Flickr hitting five billion photos is interesting for a couple of reasons.
The first is that I’m sure not everyone on Flickr has organized their pictures which means a lot of unorganized, untagged photos. Sure you can tag them, but most folks aren’t interested in spending a lot of time telling the computer what’s in the photo, they’re more interested in sharing. I would like my tags to align to sets but hey, I’m a bit obsessive about organizing things. (I also just realized that they dropped the 3 sets maximum for a standard account)
It also means that digital photography has replaced the shoebox full of physical photos. Yes, not a new thing, but the volume of photos being taken, captured and uploaded to not only Flickr, but Tumblr, Facebook, Photobucket (despite their pisspoor terms of service and inconsistent management of “violations” which can’t be explained) and elsewhere are at least double that. The search engine that can manage that information across multiple sharing sites and does it intelligently (no, Google isn’t doing that right now) will be a big player.

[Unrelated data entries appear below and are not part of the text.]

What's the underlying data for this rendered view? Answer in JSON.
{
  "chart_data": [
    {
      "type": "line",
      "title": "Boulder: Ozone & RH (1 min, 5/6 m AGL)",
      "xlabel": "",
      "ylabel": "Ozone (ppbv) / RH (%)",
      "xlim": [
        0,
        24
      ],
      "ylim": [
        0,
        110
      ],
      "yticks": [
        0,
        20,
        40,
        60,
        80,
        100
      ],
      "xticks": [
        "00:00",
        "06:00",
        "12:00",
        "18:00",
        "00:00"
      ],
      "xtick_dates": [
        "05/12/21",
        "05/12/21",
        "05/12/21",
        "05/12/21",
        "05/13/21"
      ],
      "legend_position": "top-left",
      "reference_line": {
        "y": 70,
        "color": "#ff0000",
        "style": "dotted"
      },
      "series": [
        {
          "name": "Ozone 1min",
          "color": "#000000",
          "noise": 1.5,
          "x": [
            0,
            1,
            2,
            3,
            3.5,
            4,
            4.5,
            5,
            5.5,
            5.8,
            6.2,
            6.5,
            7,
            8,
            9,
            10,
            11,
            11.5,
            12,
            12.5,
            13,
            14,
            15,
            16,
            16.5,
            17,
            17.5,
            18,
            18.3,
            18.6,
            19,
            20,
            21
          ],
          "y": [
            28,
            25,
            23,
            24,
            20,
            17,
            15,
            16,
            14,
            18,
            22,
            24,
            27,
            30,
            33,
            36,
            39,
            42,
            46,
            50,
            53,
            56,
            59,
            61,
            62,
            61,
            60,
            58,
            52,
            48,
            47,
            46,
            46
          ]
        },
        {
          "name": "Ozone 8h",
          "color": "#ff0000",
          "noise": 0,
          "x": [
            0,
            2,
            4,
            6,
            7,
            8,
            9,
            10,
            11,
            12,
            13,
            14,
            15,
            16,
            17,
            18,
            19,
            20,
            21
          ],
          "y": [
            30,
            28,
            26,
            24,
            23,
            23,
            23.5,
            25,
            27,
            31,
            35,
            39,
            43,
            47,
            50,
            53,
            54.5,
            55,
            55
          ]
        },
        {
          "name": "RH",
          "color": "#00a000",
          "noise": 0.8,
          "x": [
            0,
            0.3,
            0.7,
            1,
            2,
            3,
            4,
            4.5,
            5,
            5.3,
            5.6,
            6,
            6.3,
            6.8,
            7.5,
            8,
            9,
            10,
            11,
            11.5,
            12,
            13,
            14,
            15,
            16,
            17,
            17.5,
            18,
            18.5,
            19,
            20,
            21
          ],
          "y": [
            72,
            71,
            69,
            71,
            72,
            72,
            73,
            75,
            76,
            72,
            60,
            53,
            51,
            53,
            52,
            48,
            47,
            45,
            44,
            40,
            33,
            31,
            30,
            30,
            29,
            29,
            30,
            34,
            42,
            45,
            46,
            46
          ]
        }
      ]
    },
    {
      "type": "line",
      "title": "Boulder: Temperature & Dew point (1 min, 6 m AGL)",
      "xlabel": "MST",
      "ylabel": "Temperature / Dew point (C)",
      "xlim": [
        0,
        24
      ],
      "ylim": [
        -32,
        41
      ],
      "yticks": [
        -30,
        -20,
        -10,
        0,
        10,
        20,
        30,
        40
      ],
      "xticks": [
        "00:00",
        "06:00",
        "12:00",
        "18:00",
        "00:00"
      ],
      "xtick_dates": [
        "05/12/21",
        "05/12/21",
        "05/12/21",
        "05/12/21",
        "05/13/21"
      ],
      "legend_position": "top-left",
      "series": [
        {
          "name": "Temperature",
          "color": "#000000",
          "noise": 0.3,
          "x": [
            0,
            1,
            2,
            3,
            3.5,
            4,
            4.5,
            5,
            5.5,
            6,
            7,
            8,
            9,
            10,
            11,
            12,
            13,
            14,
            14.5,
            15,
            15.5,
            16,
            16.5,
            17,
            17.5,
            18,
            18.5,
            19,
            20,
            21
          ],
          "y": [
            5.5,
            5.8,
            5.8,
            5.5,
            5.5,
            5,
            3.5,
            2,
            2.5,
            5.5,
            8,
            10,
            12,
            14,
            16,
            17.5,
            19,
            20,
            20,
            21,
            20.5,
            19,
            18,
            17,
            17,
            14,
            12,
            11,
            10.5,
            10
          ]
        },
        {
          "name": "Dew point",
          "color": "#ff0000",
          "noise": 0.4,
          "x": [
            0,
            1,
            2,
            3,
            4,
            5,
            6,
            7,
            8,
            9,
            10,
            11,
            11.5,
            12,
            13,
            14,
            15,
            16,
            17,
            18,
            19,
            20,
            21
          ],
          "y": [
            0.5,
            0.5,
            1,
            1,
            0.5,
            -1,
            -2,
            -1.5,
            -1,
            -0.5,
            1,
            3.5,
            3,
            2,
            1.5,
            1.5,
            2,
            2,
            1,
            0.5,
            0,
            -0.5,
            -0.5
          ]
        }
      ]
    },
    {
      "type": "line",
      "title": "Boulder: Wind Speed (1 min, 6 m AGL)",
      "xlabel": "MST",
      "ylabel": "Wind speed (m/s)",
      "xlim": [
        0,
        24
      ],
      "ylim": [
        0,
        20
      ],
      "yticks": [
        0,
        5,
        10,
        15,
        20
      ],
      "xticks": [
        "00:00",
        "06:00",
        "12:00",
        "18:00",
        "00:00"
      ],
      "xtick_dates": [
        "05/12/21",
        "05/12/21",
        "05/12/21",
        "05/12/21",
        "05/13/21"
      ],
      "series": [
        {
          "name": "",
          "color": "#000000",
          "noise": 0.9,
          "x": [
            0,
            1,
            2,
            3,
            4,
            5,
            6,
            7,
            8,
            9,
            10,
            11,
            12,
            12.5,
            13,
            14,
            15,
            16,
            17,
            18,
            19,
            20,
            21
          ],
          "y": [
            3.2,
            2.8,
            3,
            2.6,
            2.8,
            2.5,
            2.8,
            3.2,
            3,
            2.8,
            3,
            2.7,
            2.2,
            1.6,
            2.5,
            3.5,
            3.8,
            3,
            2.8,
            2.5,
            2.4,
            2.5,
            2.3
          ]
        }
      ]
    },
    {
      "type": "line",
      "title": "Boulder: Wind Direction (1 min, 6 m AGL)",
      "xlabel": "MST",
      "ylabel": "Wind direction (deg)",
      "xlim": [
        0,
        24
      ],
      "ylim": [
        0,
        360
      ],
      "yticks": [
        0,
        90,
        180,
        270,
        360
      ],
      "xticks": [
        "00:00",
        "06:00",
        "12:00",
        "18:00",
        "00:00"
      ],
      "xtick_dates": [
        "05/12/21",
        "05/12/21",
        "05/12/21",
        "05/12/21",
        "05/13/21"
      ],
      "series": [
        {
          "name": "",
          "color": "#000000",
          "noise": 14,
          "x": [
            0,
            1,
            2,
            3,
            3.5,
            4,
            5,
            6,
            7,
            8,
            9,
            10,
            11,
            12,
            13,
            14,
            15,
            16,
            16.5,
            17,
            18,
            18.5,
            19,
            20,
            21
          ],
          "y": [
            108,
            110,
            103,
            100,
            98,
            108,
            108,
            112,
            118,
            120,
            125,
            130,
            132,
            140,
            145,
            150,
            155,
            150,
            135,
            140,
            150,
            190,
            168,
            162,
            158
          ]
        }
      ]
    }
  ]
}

Another big piece of the puzzle that interests me the most is whether or not people are getting better at taking photos. If one could look at the 3000 photos a minute that are uploaded, I suspect that we’d see that a lot of people have gotten better at taking photographs. Maybe some have taken courses, or actively sought out instruction (online or in person) how to take better pictures, but most have just gotten better because they’ve done it more or received some feedback on a picture that people liked and did more of that (whatever that is). I guess the five trillion words that the five billion photos are worth would make for some decent instruction on how to take a good photo.